Billboard Canada FYI Bulletin: A Walk Down Memory Lane, Part 2

The scribe has a moment of déjà vu as he recounts people past and present that have populated his life.

This is part two in a series where Billboard Canada FYI columnist David Farrell reflects on people past and present who have impacted him during his lengthy career in media, and who have touched the Canadian music industry. Read part one here.

Reggie Bovaird

Dubbed “the Bouncer Poet," Reggie was a doorman, first at the Nickelodeon on Yonge Street and then the El Mocambo during its golden era with Mike Baird as the owner, and then at the Silver Dollar Strip club just up the road on Spadina Avenue. He was a big lad who knew how to throw a punch when needed, but he could also be soft and courteous and was loved by the regular patrons as much as the performers who appeared in these working men’s rooms.
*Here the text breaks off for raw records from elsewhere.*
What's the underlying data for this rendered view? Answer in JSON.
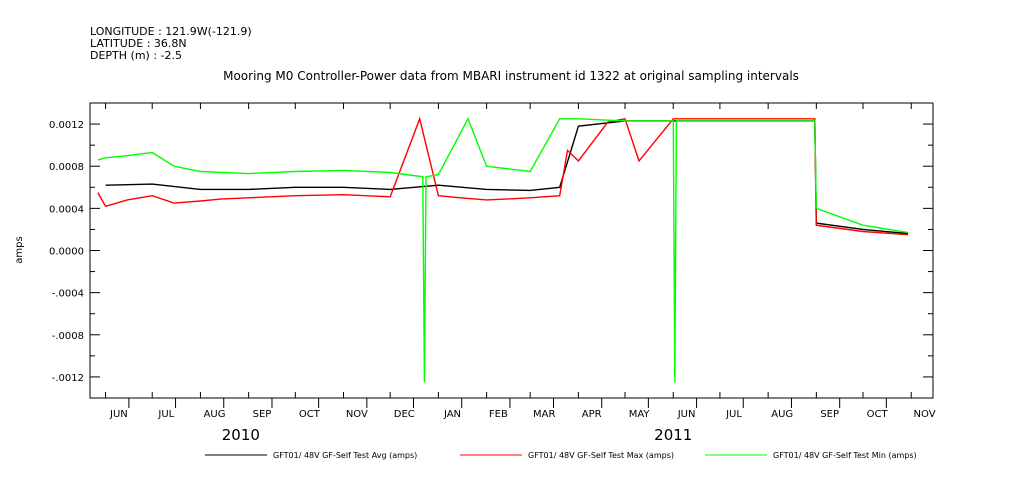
{
  "header_lines": [
    "LONGITUDE : 121.9W(-121.9)",
    "LATITUDE : 36.8N",
    "DEPTH (m) : -2.5"
  ],
  "chart_data": {
    "type": "line",
    "title": "Mooring M0 Controller-Power data from MBARI instrument id 1322 at original sampling intervals",
    "ylabel": "amps",
    "xlabel": "",
    "ylim": [
      -0.0014,
      0.0014
    ],
    "y_ticks": [
      "0.0012",
      "0.0008",
      "0.0004",
      "0.0000",
      "-.0004",
      "-.0008",
      "-.0012"
    ],
    "y_tick_values": [
      0.0012,
      0.0008,
      0.0004,
      0.0,
      -0.0004,
      -0.0008,
      -0.0012
    ],
    "x_range": [
      "2010-05-22",
      "2011-11-15"
    ],
    "x_ticks": [
      {
        "label": "JUN",
        "date": "2010-06-01"
      },
      {
        "label": "JUL",
        "date": "2010-07-01"
      },
      {
        "label": "AUG",
        "date": "2010-08-01"
      },
      {
        "label": "SEP",
        "date": "2010-09-01"
      },
      {
        "label": "OCT",
        "date": "2010-10-01"
      },
      {
        "label": "NOV",
        "date": "2010-11-01"
      },
      {
        "label": "DEC",
        "date": "2010-12-01"
      },
      {
        "label": "JAN",
        "date": "2011-01-01"
      },
      {
        "label": "FEB",
        "date": "2011-02-01"
      },
      {
        "label": "MAR",
        "date": "2011-03-01"
      },
      {
        "label": "APR",
        "date": "2011-04-01"
      },
      {
        "label": "MAY",
        "date": "2011-05-01"
      },
      {
        "label": "JUN",
        "date": "2011-06-01"
      },
      {
        "label": "JUL",
        "date": "2011-07-01"
      },
      {
        "label": "AUG",
        "date": "2011-08-01"
      },
      {
        "label": "SEP",
        "date": "2011-09-01"
      },
      {
        "label": "OCT",
        "date": "2011-10-01"
      },
      {
        "label": "NOV",
        "date": "2011-11-01"
      }
    ],
    "years": [
      {
        "label": "2010",
        "date": "2010-08-27"
      },
      {
        "label": "2011",
        "date": "2011-06-01"
      }
    ],
    "grid": false,
    "legend_position": "bottom",
    "series": [
      {
        "name": "GFT01/ 48V GF-Self Test Avg (amps)",
        "color": "#000000",
        "x": [
          "2010-06-01",
          "2010-07-01",
          "2010-08-01",
          "2010-09-01",
          "2010-10-01",
          "2010-11-01",
          "2010-12-01",
          "2011-01-01",
          "2011-02-01",
          "2011-03-01",
          "2011-03-20",
          "2011-04-01",
          "2011-05-01",
          "2011-06-01",
          "2011-07-01",
          "2011-08-01",
          "2011-08-31",
          "2011-09-01",
          "2011-10-01",
          "2011-10-30"
        ],
        "y": [
          0.00062,
          0.00063,
          0.00058,
          0.00058,
          0.0006,
          0.0006,
          0.00058,
          0.00062,
          0.00058,
          0.00057,
          0.0006,
          0.00118,
          0.00123,
          0.00123,
          0.00123,
          0.00123,
          0.00123,
          0.00026,
          0.0002,
          0.00016
        ]
      },
      {
        "name": "GFT01/ 48V GF-Self Test Max (amps)",
        "color": "#ff0000",
        "x": [
          "2010-05-27",
          "2010-06-01",
          "2010-06-15",
          "2010-07-01",
          "2010-07-15",
          "2010-08-01",
          "2010-08-15",
          "2010-09-01",
          "2010-10-01",
          "2010-11-01",
          "2010-12-01",
          "2010-12-20",
          "2011-01-01",
          "2011-01-15",
          "2011-02-01",
          "2011-02-15",
          "2011-03-01",
          "2011-03-20",
          "2011-03-25",
          "2011-04-01",
          "2011-04-20",
          "2011-05-01",
          "2011-05-10",
          "2011-06-01",
          "2011-08-31",
          "2011-09-01",
          "2011-10-01",
          "2011-10-30"
        ],
        "y": [
          0.00055,
          0.00042,
          0.00048,
          0.00052,
          0.00045,
          0.00047,
          0.00049,
          0.0005,
          0.00052,
          0.00053,
          0.00051,
          0.00125,
          0.00052,
          0.0005,
          0.00048,
          0.00049,
          0.0005,
          0.00052,
          0.00095,
          0.00085,
          0.00122,
          0.00125,
          0.00085,
          0.00125,
          0.00125,
          0.00024,
          0.00018,
          0.00015
        ]
      },
      {
        "name": "GFT01/ 48V GF-Self Test Min (amps)",
        "color": "#00ff00",
        "x": [
          "2010-05-27",
          "2010-06-01",
          "2010-06-15",
          "2010-07-01",
          "2010-07-15",
          "2010-08-01",
          "2010-09-01",
          "2010-10-01",
          "2010-11-01",
          "2010-12-01",
          "2010-12-22",
          "2010-12-23",
          "2010-12-24",
          "2011-01-01",
          "2011-01-20",
          "2011-02-01",
          "2011-03-01",
          "2011-03-20",
          "2011-04-01",
          "2011-05-01",
          "2011-06-01",
          "2011-06-02",
          "2011-06-03",
          "2011-08-31",
          "2011-09-01",
          "2011-10-01",
          "2011-10-30"
        ],
        "y": [
          0.00086,
          0.00088,
          0.0009,
          0.00093,
          0.0008,
          0.00075,
          0.00073,
          0.00075,
          0.00076,
          0.00074,
          0.0007,
          -0.00125,
          0.0007,
          0.00072,
          0.00125,
          0.0008,
          0.00075,
          0.00125,
          0.00125,
          0.00123,
          0.00123,
          -0.00125,
          0.00123,
          0.00123,
          0.0004,
          0.00024,
          0.00017
        ]
      }
    ]
  }
}
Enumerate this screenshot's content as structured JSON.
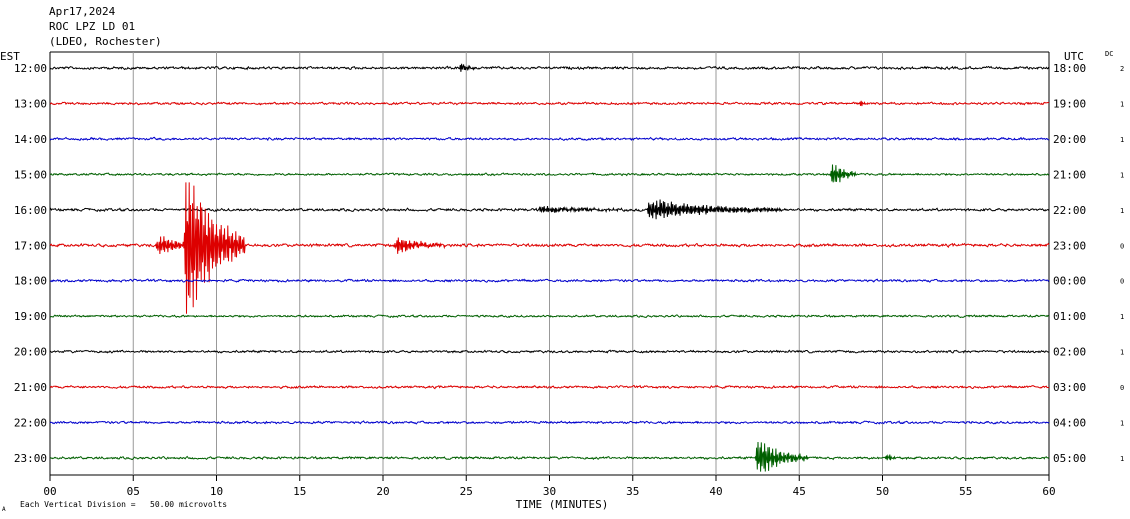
{
  "header": {
    "date": "Apr17,2024",
    "station": "ROC LPZ LD 01",
    "network": "(LDEO, Rochester)",
    "left_zone": "EST",
    "right_zone": "UTC",
    "dc_label": "DC"
  },
  "footer": {
    "scale_note": "Each Vertical Division =   50.00 microvolts",
    "scale_mark": "A"
  },
  "chart_data": {
    "type": "line",
    "subtype": "helicorder",
    "xlabel": "TIME (MINUTES)",
    "xlim": [
      0,
      60
    ],
    "x_ticks": [
      "00",
      "05",
      "10",
      "15",
      "20",
      "25",
      "30",
      "35",
      "40",
      "45",
      "50",
      "55",
      "60"
    ],
    "grid": "vertical lines every 5 minutes",
    "trace_colors": [
      "#000000",
      "#dd0000",
      "#0000cc",
      "#006000"
    ],
    "rows": [
      {
        "est": "12:00",
        "utc": "18:00",
        "dc": "2",
        "color": "#000000",
        "amp": 2.2,
        "events": [
          {
            "t": 24.7,
            "dur": 0.8,
            "amp": 7
          }
        ]
      },
      {
        "est": "13:00",
        "utc": "19:00",
        "dc": "1",
        "color": "#dd0000",
        "amp": 2.0,
        "events": [
          {
            "t": 48.7,
            "dur": 0.4,
            "amp": 4
          }
        ]
      },
      {
        "est": "14:00",
        "utc": "20:00",
        "dc": "1",
        "color": "#0000cc",
        "amp": 2.0,
        "events": []
      },
      {
        "est": "15:00",
        "utc": "21:00",
        "dc": "1",
        "color": "#006000",
        "amp": 1.8,
        "events": [
          {
            "t": 47.0,
            "dur": 1.4,
            "amp": 16
          }
        ]
      },
      {
        "est": "16:00",
        "utc": "22:00",
        "dc": "1",
        "color": "#000000",
        "amp": 2.2,
        "events": [
          {
            "t": 36.0,
            "dur": 8,
            "amp": 12
          },
          {
            "t": 29.5,
            "dur": 5,
            "amp": 4
          }
        ]
      },
      {
        "est": "17:00",
        "utc": "23:00",
        "dc": "0",
        "color": "#dd0000",
        "amp": 2.5,
        "events": [
          {
            "t": 8.2,
            "dur": 3.5,
            "amp": 95
          },
          {
            "t": 6.5,
            "dur": 3,
            "amp": 12
          },
          {
            "t": 20.8,
            "dur": 3,
            "amp": 10
          }
        ]
      },
      {
        "est": "18:00",
        "utc": "00:00",
        "dc": "0",
        "color": "#0000cc",
        "amp": 2.0,
        "events": []
      },
      {
        "est": "19:00",
        "utc": "01:00",
        "dc": "1",
        "color": "#006000",
        "amp": 1.8,
        "events": []
      },
      {
        "est": "20:00",
        "utc": "02:00",
        "dc": "1",
        "color": "#000000",
        "amp": 2.0,
        "events": []
      },
      {
        "est": "21:00",
        "utc": "03:00",
        "dc": "0",
        "color": "#dd0000",
        "amp": 2.0,
        "events": []
      },
      {
        "est": "22:00",
        "utc": "04:00",
        "dc": "1",
        "color": "#0000cc",
        "amp": 2.0,
        "events": []
      },
      {
        "est": "23:00",
        "utc": "05:00",
        "dc": "1",
        "color": "#006000",
        "amp": 2.0,
        "events": [
          {
            "t": 42.5,
            "dur": 3,
            "amp": 22
          },
          {
            "t": 50.3,
            "dur": 0.6,
            "amp": 5
          }
        ]
      }
    ]
  }
}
Reg also loved to write poetry that was more than respectable and, often, on Saturday afternoons, he could be found on stage at Grossman’s Tavern reciting his verses. Lena Macdonald would make a 10-minute doc about this gentle giant, simply entitled “Reggie.” He died from cancer in 2013. If one was part of the music scene during the heyday of the El Mo, Reggie was someone you needed and then wanted to know.